Anarchism/Anti-State

REFORM AND REVOLUTION, Moderates and Revolutionaries in the CGT

By Larry Gambone

Until the outbreak of the First World War, the Confederation General du Travail (CGT) was a revolutionary anarcho-syndicalist union federation. Thereafter, the CGT was taken over by reformists and became an ordinary conservative trade union. So goes the accepted viewpoint. Murray Bookchin makes a statement which is a classic in this regard. Under Leon Jouhaux, the syndicalist CGT became bureaucratized, and, apart from the revolutionary rhetoric, a fairly conventional trade union. 1 For Daniel Guerin, the anarchist aspect of the CGT ended in 1914. 2 Sima Lieberman states that The minimum program it published in December 1918 was reformist in nature.3 For Nicholas Papayanis, the CGT had became democratic and integrated into the capitalist state and that only Russian Bolshevism challenged French syndicalism to become authentically revolutionary. 4 Val Lorwin felt the demise of revolutionary syndicalism began even earlier, for the revolutionary current was receding by 1910. 5 Almost seventy five years have passed since the supposed “right-turn” of the CGT and therefore we are far enough removed in time to examine this claim in a more objective light.

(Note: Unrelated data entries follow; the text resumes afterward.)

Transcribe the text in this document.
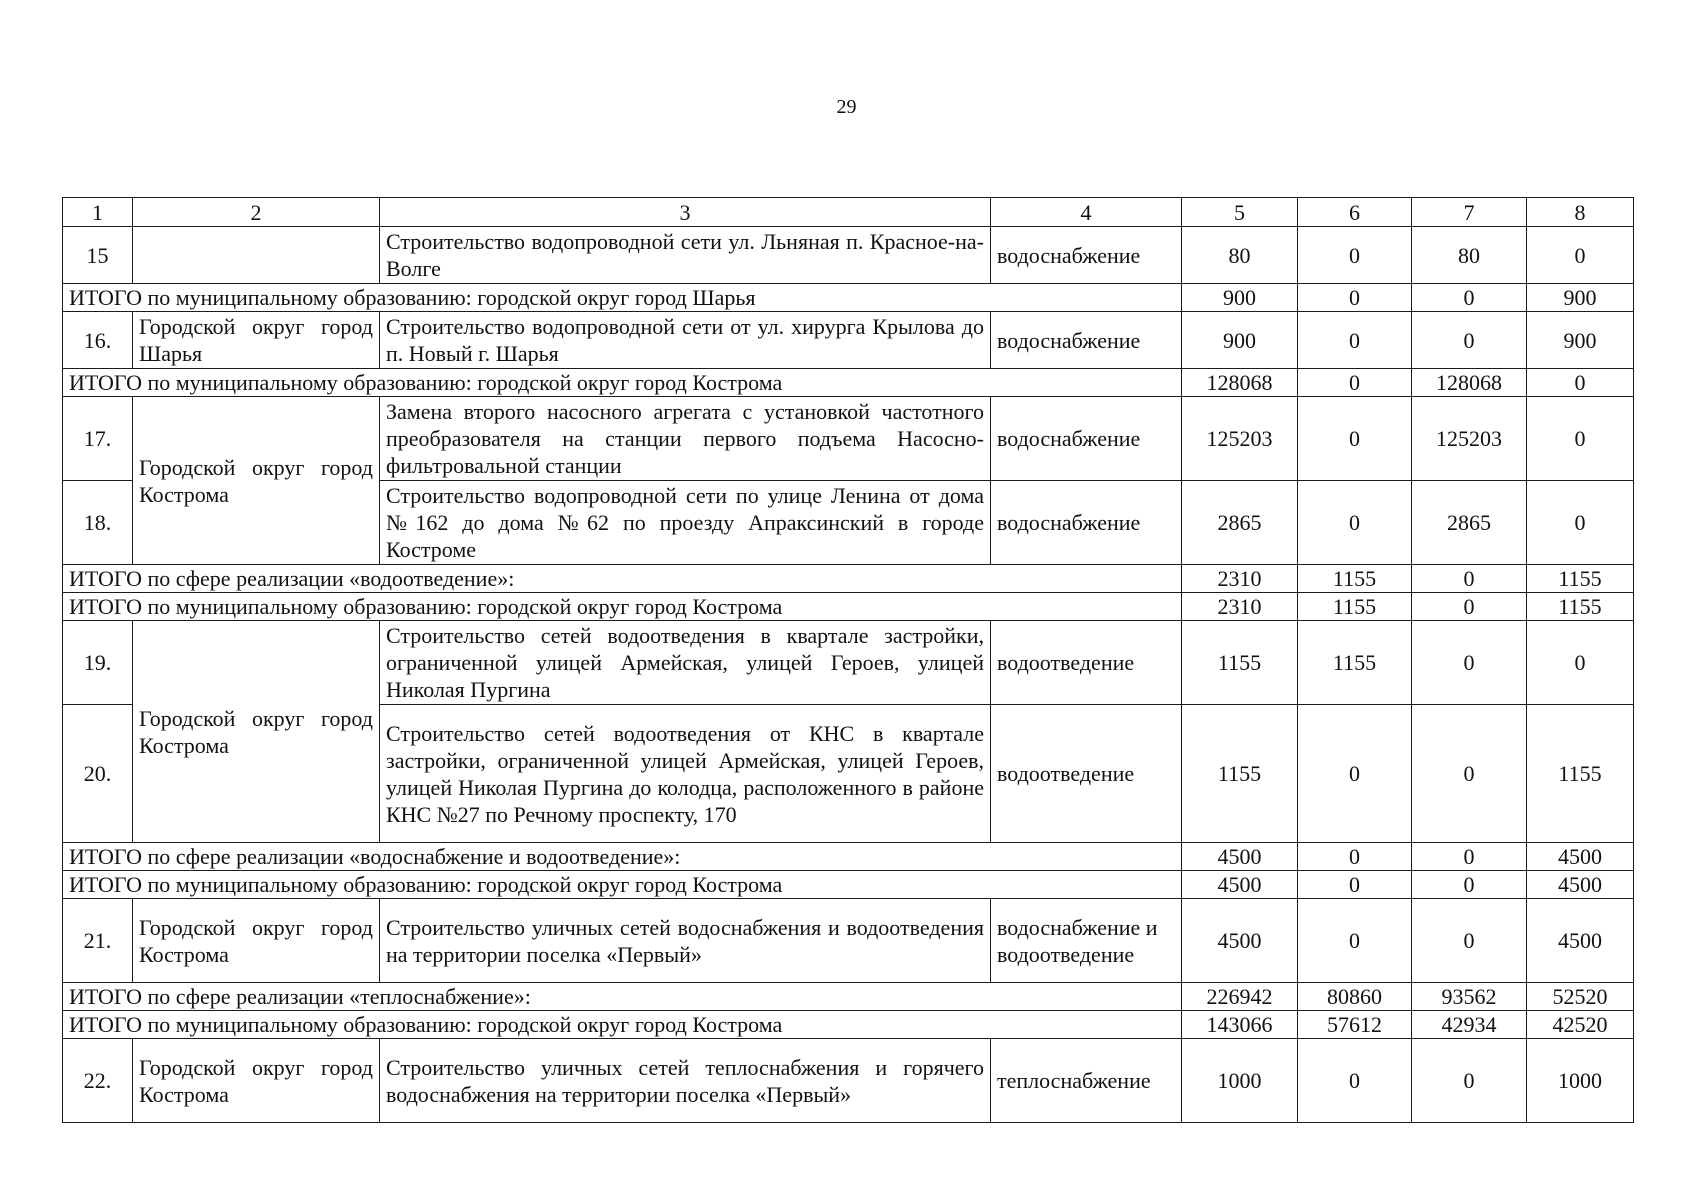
29
1	2	3	4	5	6	7	8
15		Строительство водопроводной сети ул. Льняная п. Красное-на-Волге	водоснабжение	80	0	80	0
ИТОГО по муниципальному образованию: городской округ город Шарья				900	0	0	900
16.	Городской округ город Шарья	Строительство водопроводной сети от ул. хирурга Крылова до п. Новый г. Шарья	водоснабжение	900	0	0	900
ИТОГО по муниципальному образованию: городской округ город Кострома				128068	0	128068	0
17.	Городской округ город Кострома	Замена второго насосного агрегата с установкой частотного преобразователя на станции первого подъема Насосно-фильтровальной станции	водоснабжение	125203	0	125203	0
18.		Строительство водопроводной сети по улице Ленина от дома №162 до дома №62 по проезду Апраксинский в городе Костроме	водоснабжение	2865	0	2865	0
ИТОГО по сфере реализации «водоотведение»:				2310	1155	0	1155
ИТОГО по муниципальному образованию: городской округ город Кострома				2310	1155	0	1155
19.	Городской округ город Кострома	Строительство сетей водоотведения в квартале застройки, ограниченной улицей Армейская, улицей Героев, улицей Николая Пургина	водоотведение	1155	1155	0	0
20.		Строительство сетей водоотведения от КНС в квартале застройки, ограниченной улицей Армейская, улицей Героев, улицей Николая Пургина до колодца, расположенного в районе КНС №27 по Речному проспекту, 170	водоотведение	1155	0	0	1155
ИТОГО по сфере реализации «водоснабжение и водоотведение»:				4500	0	0	4500
ИТОГО по муниципальному образованию: городской округ город Кострома				4500	0	0	4500
21.	Городской округ город Кострома	Строительство уличных сетей водоснабжения и водоотведения на территории поселка «Первый»	водоснабжение и водоотведение	4500	0	0	4500
ИТОГО по сфере реализации «теплоснабжение»:				226942	80860	93562	52520
ИТОГО по муниципальному образованию: городской округ город Кострома				143066	57612	42934	42520
22.	Городской округ город Кострома	Строительство уличных сетей теплоснабжения и горячего водоснабжения на территории поселка «Первый»	теплоснабжение	1000	0	0	1000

A first step in this examination requires a brief review of the history of anarcho-syndicalism before the break between “revolutionaries” and “moderates”. Anarchism had reached an impasse by the 1890’s. The “Propaganda of the Deed” era had proven a disaster, for the attentats had only created intense state oppression and the undying myth of the anarchist as bomb throwing terrorist. Some militants suggested that libertarians should amalgamate with the labor movement. Little was new in this approach, which was more of a return to anarchism’s Proudhonist roots, but the idea helped give birth to the CGT in 1895. 6 Anarcho-syndicalism’s chief theoretician was a young journalist, Fernand Pelloutier, who developed the basic ideology of the movement. Pelloutier made a clear break with the glorification of violence infecting anarchism and objected to barricades style revolution in the belief that military technology had made it obsolete. 7 The general strike was the modern way to make a revolution, a method both peaceful and legal.-Legal in a sense that a workers’ ability to labour is his property and he has the right to dispose of it as he sees fit-including withdrawing it. 8 Pelloutier broke with naive anarchism that sees all states as exactly the
same, and while stating that “no essential difference” existed among states, believed a republic provided greater opportunities for workers than other types of regimes. 9 He also
inspired the development of the Bourse de Travail, a kind of workers central which encouraged self-education and mutualism. Self-management of the work-place was the desired goal.